Health & Environment

Texas A&M Expert: Ike Dike Still Needed To Protect Galveston Area

Professor William Merrell says the plan proposed after Hurricane Ike in 2008 is still needed, and the Texas coast could again face catastrophic damage.
By Keith Randall, Texas A&M University Division of Marketing & Communications August 24, 2020

aerial photo of damaged homes on the coast
Damaged beach front homes are seen on Galveston Island after the passing of Hurricane Ike on Sept. 13, 2008 in Galveston, Texas. Ike caused extensive damage along the Texas Gulf Coast, leaving millions without power.

Smiley Pool/Getty Images


With two hurricanes currently tracking in the Gulf of Mexico, a Texas A&M University professor says the need for the Ike Dike is greater than ever to prevent catastrophic damage to areas around Galveston and Houston.

William Merrell, who holds the George  P. Mitchell Chair in Marine Sciences at Texas A&M-Galveston and is a former president of the school, believes the Ike Dike concept would be highly effective. It is named for the devastating 2008 hurricane that slammed into Galveston, resulting in $30 billion in damages and killing more 50 people. The Ike Dike is modeled after the Delta Works project in The Netherlands, which built the complex following 1953 floods that killed more than 2,500. It’s believed not one death has occurred from flooding in the area since the Delta Works project was constructed.

For Texas, Merrell has proposed a “coastal spine” plan that would include barriers, levees and the heart of the Ike Dike — two enormous gates, each about the size of the Eiffel Tower, that would close off Galveston Bay from storm surge.

Since Hurricane Ike hit in 2008, the Texas coast is as vulnerable as it’s ever been, and little has been done regarding storm protection.
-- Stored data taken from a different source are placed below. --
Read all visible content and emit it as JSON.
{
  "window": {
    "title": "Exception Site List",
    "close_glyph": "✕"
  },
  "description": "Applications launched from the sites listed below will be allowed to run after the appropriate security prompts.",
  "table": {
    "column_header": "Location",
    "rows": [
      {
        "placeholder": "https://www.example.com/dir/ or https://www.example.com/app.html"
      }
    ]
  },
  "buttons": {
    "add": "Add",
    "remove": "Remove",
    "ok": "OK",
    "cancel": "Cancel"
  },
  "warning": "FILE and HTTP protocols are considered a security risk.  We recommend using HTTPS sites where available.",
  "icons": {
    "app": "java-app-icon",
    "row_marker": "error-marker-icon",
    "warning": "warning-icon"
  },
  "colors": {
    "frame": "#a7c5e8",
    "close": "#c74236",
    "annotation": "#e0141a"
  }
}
“There have really been no real improvements or progress to prevent hurricane damage since Ike hit,” Merrell said. “The Army Corps of Engineers and Texas General Land Office are finishing a major feasibility study for the Texas Coast.  Part of that is a coastal surge protection plan for the upper Texas Coast, such as Galveston Bay, that incorporates many of the features of the Ike Dike. It should be out for comment in late October and in final form by next spring. Congress still would have to fund and matching local funds need to be found.”

Cost estimates range from $10 billion to $20 billion depending on what design models are used, among other factors.

black and white historical photo of people looking through wreckage after a hurricane
People search the wreckage for their belongings a few days after the 1900 Galveston hurricane.

Archive Photos/Getty Images

Galveston is no stranger to hurricanes. The 1900 hurricane that hit the area remains the deadliest natural disaster in U.S. history, claiming at least 6,000 lives and completely destroying the city, which was one of the wealthiest in the country and called “the New York of the South” at the time.

A 15-foot high seawall was constructed after that storm hit, and has protected much of a 10-mile coast stretch of Galveston Island. But most of the island still has no protection at all.

Most of Ike’s damage was at the back end of the island, where 10- to 15-foot storm surge devastated much of Galveston.

Studies have shown that if a Category 5 storm made a direct hit on the Galveston-Houston area, it would create at least $100 billion in damages, shut down the Houston Ship Channel – one of the country’s busiest ports where 35 percent  of the nation’s oil arrives from the Gulf – and result in the likely loss of at least 500,000 jobs.

Another result of Ike was the havoc it created for classes at Texas A&M-Galveston. Since about three-fourths of Galveston was submerged by water, the school was forced to relocate almost 2,000 students to the main College Station campus for the remainder of the semester in what may have been the largest relocation in higher education history.

Merrell says Texas could be living on borrowed time since no progress to protect the island has been done since Ike.

“The Ike Dike would work, I am sure of it,” Merrell said. “If you stop the storm surge at the coast, you protect everyone – Galveston, Houston, everybody.

“Obviously this is a very busy and probably record-breaking season – I believe it’s the fifth above average season in a row. There are theories that suggest that in the future,  we might get more major hurricanes and that there are now many more intense rainfall events,” he said. “Also, there is evidence that many storms are slowing down as they approach the coast – more flooding and longer duration surges.  The flooding threat is getting worse and worse.”